C’était mieux de la voir s’animer un peu ; Esther n’aimait pas la sentir si fragile. Elle-même décroisa ses jambes et les recroisa à l’inverse, la droite sur la gauche.
Oui. L’apprentissage de la chaleur moite, humide, épaisse et palpable comme du brouillard, ou une cire ; cette chaleur visible, il lui en avait parlé. Et du bienfait du soir en revenant du bain par la coursive qui menait aux chambres – il faisait toujours chaud mais au moins il était propre…

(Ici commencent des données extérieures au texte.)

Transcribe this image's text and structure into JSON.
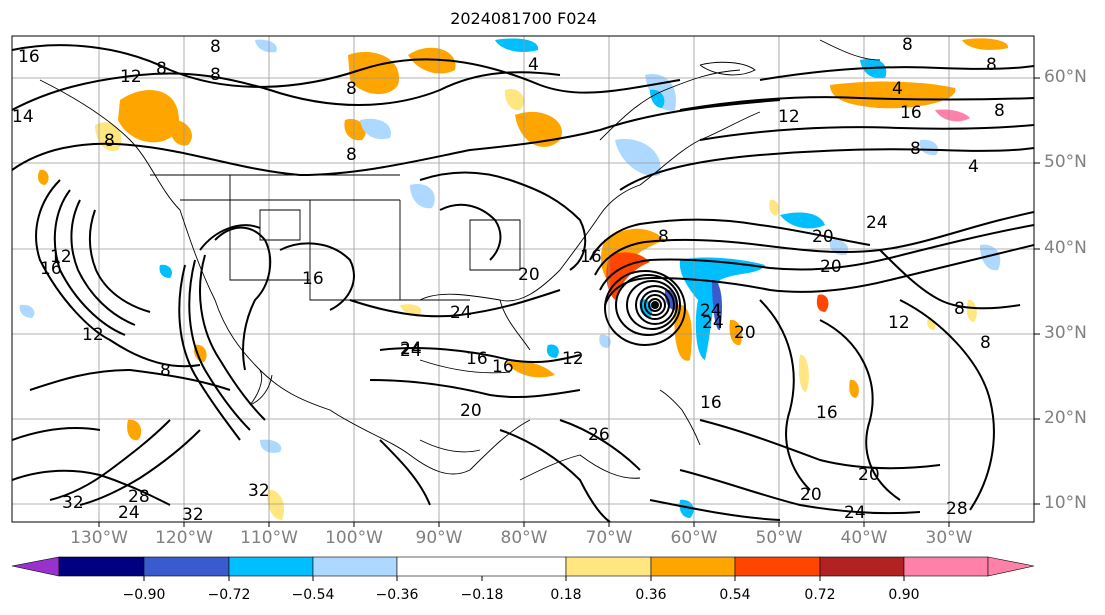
{
  "title": "2024081700 F024",
  "lat_labels": [
    "60°N",
    "50°N",
    "40°N",
    "30°N",
    "20°N",
    "10°N"
  ],
  "lon_labels": [
    "130°W",
    "120°W",
    "110°W",
    "100°W",
    "90°W",
    "80°W",
    "70°W",
    "60°W",
    "50°W",
    "40°W",
    "30°W"
  ],
  "colorbar": {
    "colors": [
      "#9932cc",
      "#000080",
      "#3a5bd0",
      "#00bfff",
      "#add8ff",
      "#ffffff",
      "#ffe680",
      "#ffa500",
      "#ff4500",
      "#b22222",
      "#ff80a8"
    ],
    "tick_labels": [
      "−0.90",
      "−0.72",
      "−0.54",
      "−0.36",
      "−0.18",
      "0.18",
      "0.36",
      "0.54",
      "0.72",
      "0.90"
    ]
  },
  "contour_labels": [
    "16",
    "12",
    "8",
    "8",
    "8",
    "8",
    "8",
    "8",
    "4",
    "8",
    "8",
    "4",
    "16",
    "12",
    "8",
    "8",
    "4",
    "14",
    "24",
    "16",
    "16",
    "20",
    "16",
    "20",
    "24",
    "8",
    "20",
    "12",
    "24",
    "16",
    "12",
    "24",
    "16",
    "20",
    "20",
    "12",
    "8",
    "8",
    "16",
    "16",
    "20",
    "24",
    "28",
    "28",
    "24",
    "32",
    "32",
    "24",
    "32",
    "12",
    "8",
    "24",
    "20",
    "26"
  ]
}
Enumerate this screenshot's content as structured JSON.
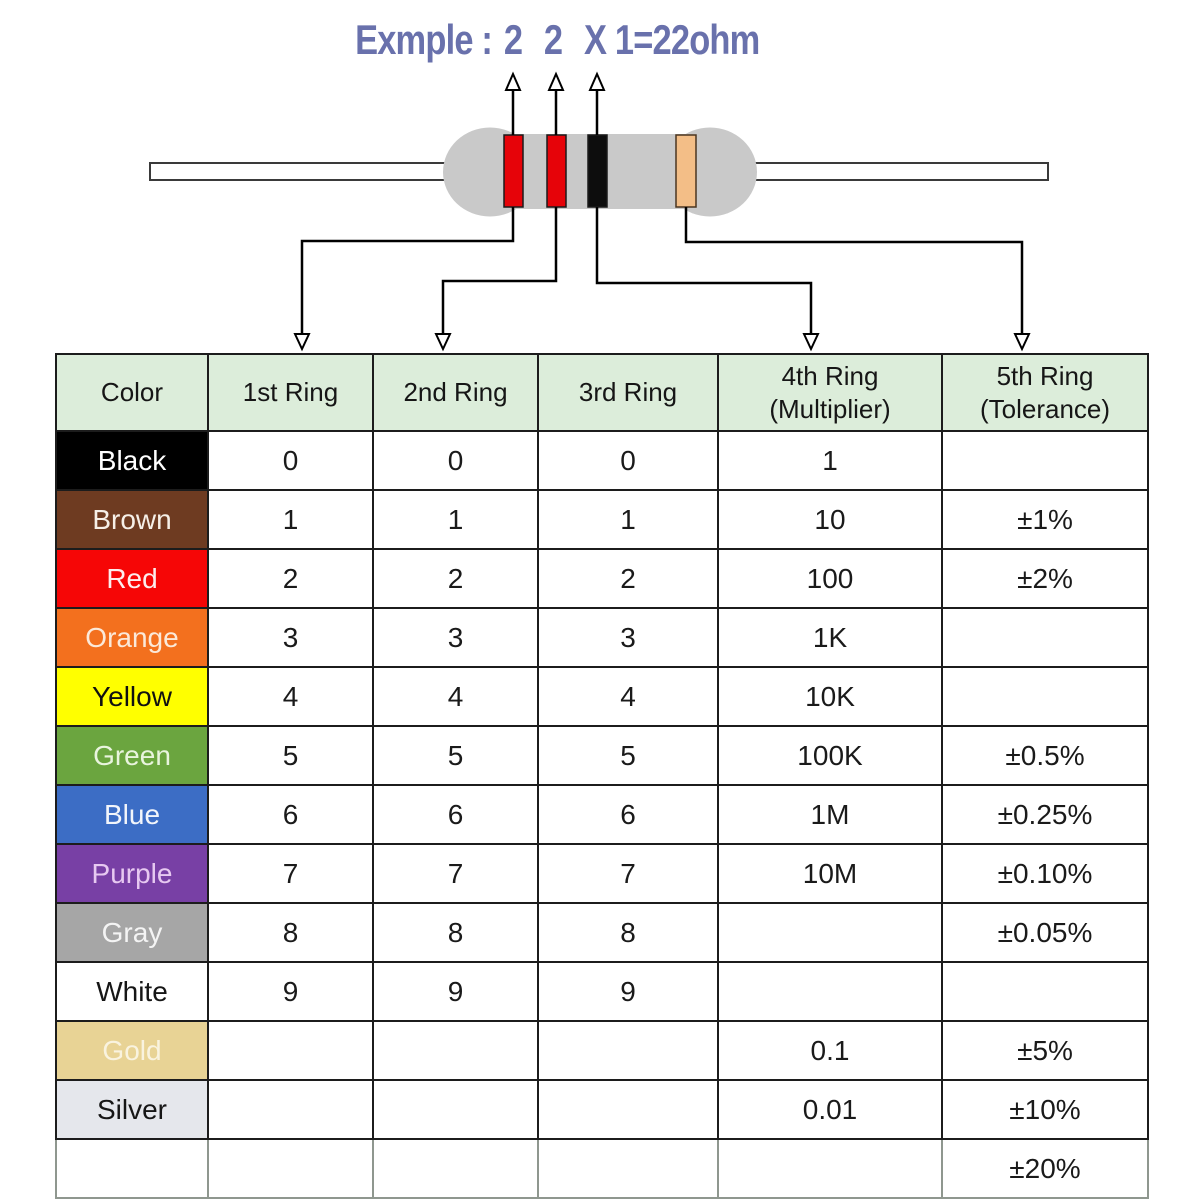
{
  "title": {
    "prefix": "Exmple :",
    "digit1": "2",
    "digit2": "2",
    "multiplier": "X 1",
    "equals": "=22ohm",
    "color": "#6971AC"
  },
  "resistor": {
    "body_color": "#C9C9C9",
    "lead_fill": "#FFFFFF",
    "lead_stroke": "#3a3a3a",
    "bands": [
      {
        "position": "1st",
        "color_name": "Red",
        "hex": "#E60309"
      },
      {
        "position": "2nd",
        "color_name": "Red",
        "hex": "#E60309"
      },
      {
        "position": "3rd",
        "color_name": "Black",
        "hex": "#0d0d0d"
      },
      {
        "position": "4th",
        "color_name": "Gold",
        "hex": "#F3BE87"
      }
    ]
  },
  "table": {
    "header_bg": "#DCEDDA",
    "columns": [
      {
        "key": "color",
        "label": "Color",
        "sub": ""
      },
      {
        "key": "ring1",
        "label": "1st Ring",
        "sub": ""
      },
      {
        "key": "ring2",
        "label": "2nd Ring",
        "sub": ""
      },
      {
        "key": "ring3",
        "label": "3rd Ring",
        "sub": ""
      },
      {
        "key": "multiplier",
        "label": "4th Ring",
        "sub": "(Multiplier)"
      },
      {
        "key": "tolerance",
        "label": "5th Ring",
        "sub": "(Tolerance)"
      }
    ],
    "rows": [
      {
        "name": "Black",
        "bg": "#000000",
        "fg": "#FFFFFF",
        "ring1": "0",
        "ring2": "0",
        "ring3": "0",
        "multiplier": "1",
        "tolerance": ""
      },
      {
        "name": "Brown",
        "bg": "#6E3B21",
        "fg": "#F6EFE7",
        "ring1": "1",
        "ring2": "1",
        "ring3": "1",
        "multiplier": "10",
        "tolerance": "±1%"
      },
      {
        "name": "Red",
        "bg": "#F60606",
        "fg": "#FDEDED",
        "ring1": "2",
        "ring2": "2",
        "ring3": "2",
        "multiplier": "100",
        "tolerance": "±2%"
      },
      {
        "name": "Orange",
        "bg": "#F3701E",
        "fg": "#FBE9D9",
        "ring1": "3",
        "ring2": "3",
        "ring3": "3",
        "multiplier": "1K",
        "tolerance": ""
      },
      {
        "name": "Yellow",
        "bg": "#FFFF00",
        "fg": "#111111",
        "ring1": "4",
        "ring2": "4",
        "ring3": "4",
        "multiplier": "10K",
        "tolerance": ""
      },
      {
        "name": "Green",
        "bg": "#6BA53F",
        "fg": "#E9F4DE",
        "ring1": "5",
        "ring2": "5",
        "ring3": "5",
        "multiplier": "100K",
        "tolerance": "±0.5%"
      },
      {
        "name": "Blue",
        "bg": "#3C6DC5",
        "fg": "#F2F5FB",
        "ring1": "6",
        "ring2": "6",
        "ring3": "6",
        "multiplier": "1M",
        "tolerance": "±0.25%"
      },
      {
        "name": "Purple",
        "bg": "#7840A5",
        "fg": "#E7C9F1",
        "ring1": "7",
        "ring2": "7",
        "ring3": "7",
        "multiplier": "10M",
        "tolerance": "±0.10%"
      },
      {
        "name": "Gray",
        "bg": "#A6A6A6",
        "fg": "#F4F4F4",
        "ring1": "8",
        "ring2": "8",
        "ring3": "8",
        "multiplier": "",
        "tolerance": "±0.05%"
      },
      {
        "name": "White",
        "bg": "#FFFFFF",
        "fg": "#161616",
        "ring1": "9",
        "ring2": "9",
        "ring3": "9",
        "multiplier": "",
        "tolerance": ""
      },
      {
        "name": "Gold",
        "bg": "#E8D395",
        "fg": "#F9F3DF",
        "ring1": "",
        "ring2": "",
        "ring3": "",
        "multiplier": "0.1",
        "tolerance": "±5%"
      },
      {
        "name": "Silver",
        "bg": "#E5E7EC",
        "fg": "#161616",
        "ring1": "",
        "ring2": "",
        "ring3": "",
        "multiplier": "0.01",
        "tolerance": "±10%"
      },
      {
        "name": "",
        "bg": "#FFFFFF",
        "fg": "#161616",
        "ring1": "",
        "ring2": "",
        "ring3": "",
        "multiplier": "",
        "tolerance": "±20%"
      }
    ]
  }
}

Au Japon il buvait du thé vert toute la journée, qu’il achetait en canettes à des distributeurs de coins de rues. Il en avait testé de plusieurs sortes. Sa préférée était vendue dans une boîte vert pâle. Du thé pas trop fort, un peu faible comme il aimait, « sa fraîche insipidité sur mes lèvres » – voilà ce qui le désaltérait le mieux. Il en buvait au moins cinq par jour. Il avait promis, dans l’autre lettre, de lui en rapporter une : 150 ¥, et c’était comme si elle entendait le bruit sourd de la canette qui tombait dans le réceptacle.

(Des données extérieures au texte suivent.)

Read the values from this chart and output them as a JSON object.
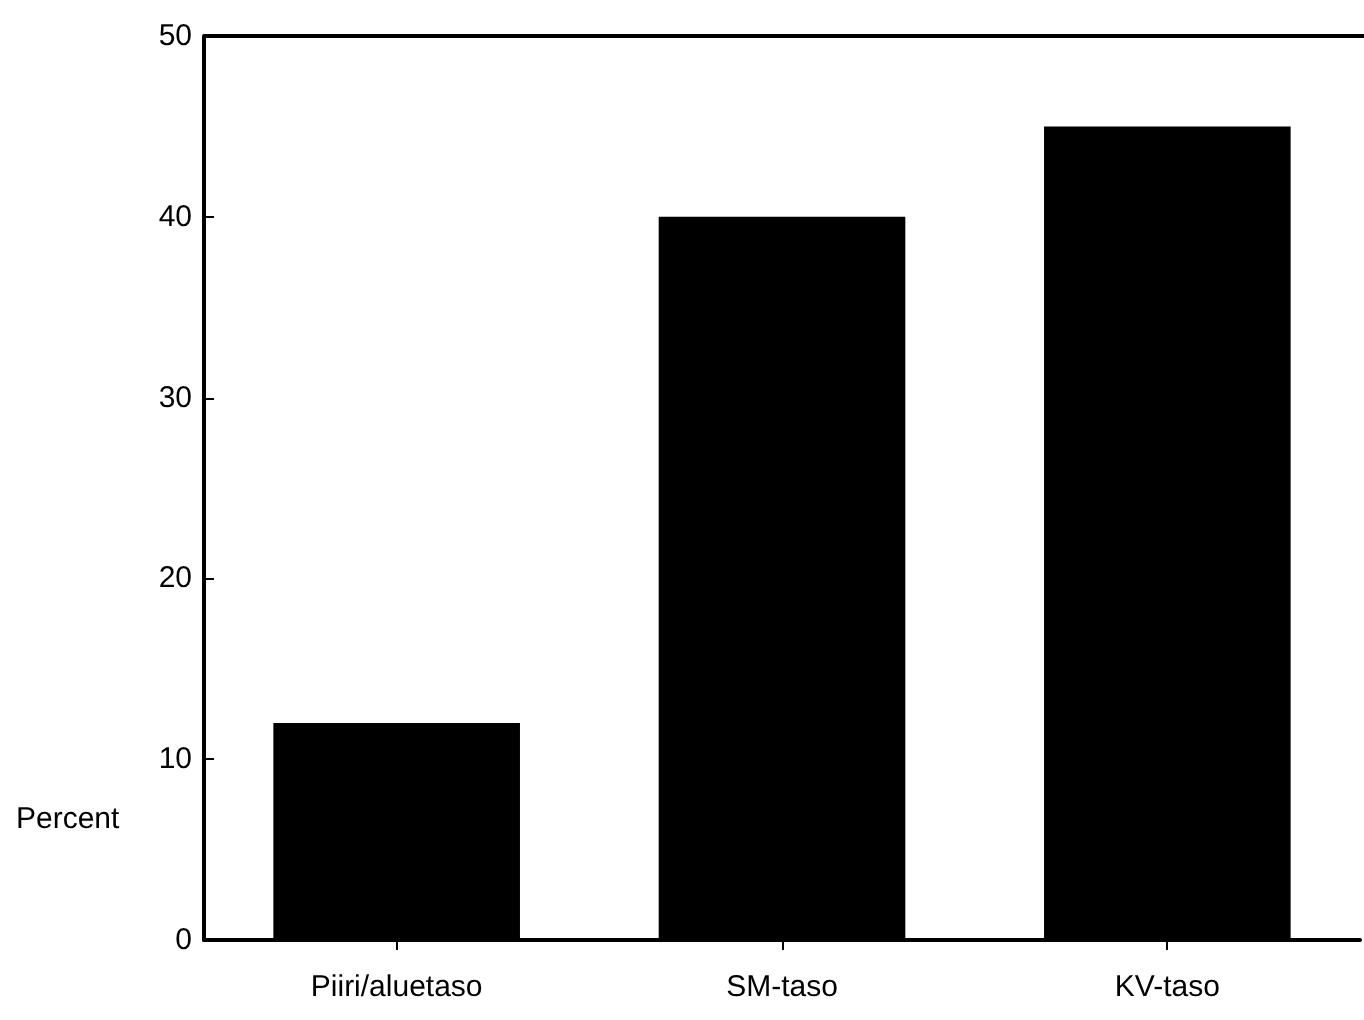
{
  "chart_data": {
    "type": "bar",
    "ylabel": "Percent",
    "categories": [
      "Piiri/aluetaso",
      "SM-taso",
      "KV-taso"
    ],
    "values": [
      12,
      40,
      45
    ],
    "color": "#000000",
    "ylim": [
      0,
      50
    ],
    "yticks": [
      0,
      10,
      20,
      30,
      40,
      50
    ],
    "grid": false
  }
}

A Odawara (que s’était-il précisément passé dans sa tête à Odawara ?), il lui avait dit que l’apprentissage était terminé, c’était la récompense du vent, et, dans la région de Hakone, la fraîcheur des soirées au pied du Mont Fuji.
Et puis des flashes.
Esther n’avait presque rien compris à son parcours. Il l’appelait aussi souvent que possible, un jour sur deux, à peu près. Il lui disait : je suis ici (des villes dont elle n’avait jamais entendu parler), je suis là. Tokyo, Hakone, Kawaguchiko, Odawara, Kyoto, Nara, Osaka, Kurashiki, Hiroshima – ça elle situait – et puis, Kumamoto. Ce détour fatal par l’île de Kyushu. Un dernier appel du hall d’une auberge de jeunesse. Il aimait bien lui décrire l’endroit d’où il téléphonait. La veille de leur excursion au Mont Aso. « Demain je vais monter sur un volcan ». Elle ne savait pas vraiment où il était, elle l’écoutait surtout. Ils ne cessaient de prendre le train (Franz disait : le shinkansen) ou le bus. Il lui avait écrit qu’il aimait ces trajets qui le laissaient libre de penser à quoi, à qui il voulait.

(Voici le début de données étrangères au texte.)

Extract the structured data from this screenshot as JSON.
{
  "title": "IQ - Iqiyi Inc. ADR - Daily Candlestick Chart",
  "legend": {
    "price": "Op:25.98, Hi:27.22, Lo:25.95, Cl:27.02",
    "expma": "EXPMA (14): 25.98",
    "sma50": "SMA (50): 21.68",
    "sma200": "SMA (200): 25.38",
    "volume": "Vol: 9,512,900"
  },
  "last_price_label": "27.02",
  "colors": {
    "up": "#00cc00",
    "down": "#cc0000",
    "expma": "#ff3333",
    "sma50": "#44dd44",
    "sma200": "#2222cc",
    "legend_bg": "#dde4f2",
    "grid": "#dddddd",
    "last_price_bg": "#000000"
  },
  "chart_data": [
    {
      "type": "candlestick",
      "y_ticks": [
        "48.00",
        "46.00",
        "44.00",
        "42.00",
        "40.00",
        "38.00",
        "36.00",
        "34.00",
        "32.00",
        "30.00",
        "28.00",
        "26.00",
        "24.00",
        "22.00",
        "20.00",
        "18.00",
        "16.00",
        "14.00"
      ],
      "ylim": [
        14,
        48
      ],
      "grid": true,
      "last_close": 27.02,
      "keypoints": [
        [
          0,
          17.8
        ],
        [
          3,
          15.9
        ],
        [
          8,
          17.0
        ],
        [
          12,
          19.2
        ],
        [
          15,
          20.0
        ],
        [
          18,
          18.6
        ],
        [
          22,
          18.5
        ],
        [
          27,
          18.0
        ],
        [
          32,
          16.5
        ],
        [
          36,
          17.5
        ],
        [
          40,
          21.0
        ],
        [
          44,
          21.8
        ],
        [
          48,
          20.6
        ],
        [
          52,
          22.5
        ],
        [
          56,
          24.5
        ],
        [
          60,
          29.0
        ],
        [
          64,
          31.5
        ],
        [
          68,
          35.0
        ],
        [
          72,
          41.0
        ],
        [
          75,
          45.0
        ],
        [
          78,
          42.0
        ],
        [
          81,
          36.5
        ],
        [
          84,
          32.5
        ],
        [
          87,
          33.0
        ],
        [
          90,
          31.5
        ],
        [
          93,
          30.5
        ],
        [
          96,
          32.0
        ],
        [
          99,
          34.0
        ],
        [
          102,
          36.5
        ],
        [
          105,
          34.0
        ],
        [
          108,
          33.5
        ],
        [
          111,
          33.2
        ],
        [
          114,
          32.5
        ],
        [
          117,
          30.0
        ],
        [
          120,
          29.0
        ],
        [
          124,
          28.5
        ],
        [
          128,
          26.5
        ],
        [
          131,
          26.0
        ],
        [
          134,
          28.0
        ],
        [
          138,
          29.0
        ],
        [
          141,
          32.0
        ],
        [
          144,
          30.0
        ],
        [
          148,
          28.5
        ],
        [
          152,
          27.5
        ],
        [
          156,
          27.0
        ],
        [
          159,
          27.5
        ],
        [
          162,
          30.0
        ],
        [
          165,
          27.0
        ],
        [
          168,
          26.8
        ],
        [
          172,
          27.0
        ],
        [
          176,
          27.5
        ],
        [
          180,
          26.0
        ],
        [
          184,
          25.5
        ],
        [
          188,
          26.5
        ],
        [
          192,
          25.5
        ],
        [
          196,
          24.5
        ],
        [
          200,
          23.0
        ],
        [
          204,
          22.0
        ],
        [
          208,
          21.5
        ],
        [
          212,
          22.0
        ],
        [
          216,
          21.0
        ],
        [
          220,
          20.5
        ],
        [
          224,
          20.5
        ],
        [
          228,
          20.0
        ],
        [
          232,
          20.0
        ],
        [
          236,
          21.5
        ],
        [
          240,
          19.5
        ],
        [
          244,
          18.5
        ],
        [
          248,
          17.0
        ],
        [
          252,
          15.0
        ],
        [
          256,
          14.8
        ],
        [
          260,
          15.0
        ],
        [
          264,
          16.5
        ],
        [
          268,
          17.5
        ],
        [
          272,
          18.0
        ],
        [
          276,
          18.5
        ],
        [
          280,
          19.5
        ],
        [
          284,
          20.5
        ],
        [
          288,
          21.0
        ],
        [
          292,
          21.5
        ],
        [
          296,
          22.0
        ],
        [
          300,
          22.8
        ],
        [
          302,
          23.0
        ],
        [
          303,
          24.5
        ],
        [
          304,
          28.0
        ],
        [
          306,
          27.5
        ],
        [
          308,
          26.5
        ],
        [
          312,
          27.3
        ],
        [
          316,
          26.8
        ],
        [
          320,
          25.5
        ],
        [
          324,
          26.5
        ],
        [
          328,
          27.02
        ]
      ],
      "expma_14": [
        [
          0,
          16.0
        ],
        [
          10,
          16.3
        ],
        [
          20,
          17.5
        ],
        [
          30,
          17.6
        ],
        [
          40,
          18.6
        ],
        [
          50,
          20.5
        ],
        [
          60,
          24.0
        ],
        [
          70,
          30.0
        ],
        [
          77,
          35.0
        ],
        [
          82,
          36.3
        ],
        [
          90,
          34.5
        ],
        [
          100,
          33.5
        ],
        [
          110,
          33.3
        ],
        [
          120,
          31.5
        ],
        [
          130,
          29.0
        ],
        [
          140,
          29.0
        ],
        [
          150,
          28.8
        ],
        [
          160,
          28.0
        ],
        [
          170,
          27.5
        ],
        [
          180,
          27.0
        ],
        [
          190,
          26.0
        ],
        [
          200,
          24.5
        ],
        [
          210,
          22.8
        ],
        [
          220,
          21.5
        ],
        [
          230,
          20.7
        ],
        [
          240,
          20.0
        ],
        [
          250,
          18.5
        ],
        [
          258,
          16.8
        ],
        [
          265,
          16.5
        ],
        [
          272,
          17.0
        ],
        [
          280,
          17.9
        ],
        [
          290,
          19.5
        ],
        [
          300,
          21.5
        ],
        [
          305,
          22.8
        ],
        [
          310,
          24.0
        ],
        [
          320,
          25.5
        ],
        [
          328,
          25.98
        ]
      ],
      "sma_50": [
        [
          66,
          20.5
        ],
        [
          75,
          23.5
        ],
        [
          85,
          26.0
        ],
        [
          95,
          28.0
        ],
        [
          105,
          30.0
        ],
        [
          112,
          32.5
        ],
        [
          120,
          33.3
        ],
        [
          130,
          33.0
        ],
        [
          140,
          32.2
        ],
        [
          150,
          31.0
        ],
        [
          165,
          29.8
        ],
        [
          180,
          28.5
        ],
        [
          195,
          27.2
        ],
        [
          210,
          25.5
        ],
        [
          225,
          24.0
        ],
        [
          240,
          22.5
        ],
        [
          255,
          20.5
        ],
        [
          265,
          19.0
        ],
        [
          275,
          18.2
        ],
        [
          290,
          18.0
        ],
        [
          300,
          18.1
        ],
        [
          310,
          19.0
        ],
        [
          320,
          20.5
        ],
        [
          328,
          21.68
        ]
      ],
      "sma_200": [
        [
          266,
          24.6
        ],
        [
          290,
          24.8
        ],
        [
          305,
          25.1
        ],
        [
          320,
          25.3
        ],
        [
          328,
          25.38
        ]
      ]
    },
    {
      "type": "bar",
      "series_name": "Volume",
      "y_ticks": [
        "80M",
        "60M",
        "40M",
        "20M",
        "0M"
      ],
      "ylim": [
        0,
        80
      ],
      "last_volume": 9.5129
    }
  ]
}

« Simone trouvait qu’il avait mal préparé le voyage et lui reprochait tous ces détours, estimant qu’ils perdaient du temps… »
Nina lui sourit timidement et à ce sourire Esther comprit qu’elle ne la détestait pas ; que la seule rivale, et comme telle abominée, était l’épisodique Simone dont l’ironie avait fait que Franz fût mort à ses côtés dans le téléphérique qui les menait au volcan.
C’était Nina qui le lui avait appris . Elle n’avait plus de nouvelles depuis quelques jours, et soudain au téléphone cette voix étranglée, inconnue, si jeune. Comment, dans ces conditions, vivre et garder sa fraîcheur ? Une «femme accomplie» ? Quelle absurdité.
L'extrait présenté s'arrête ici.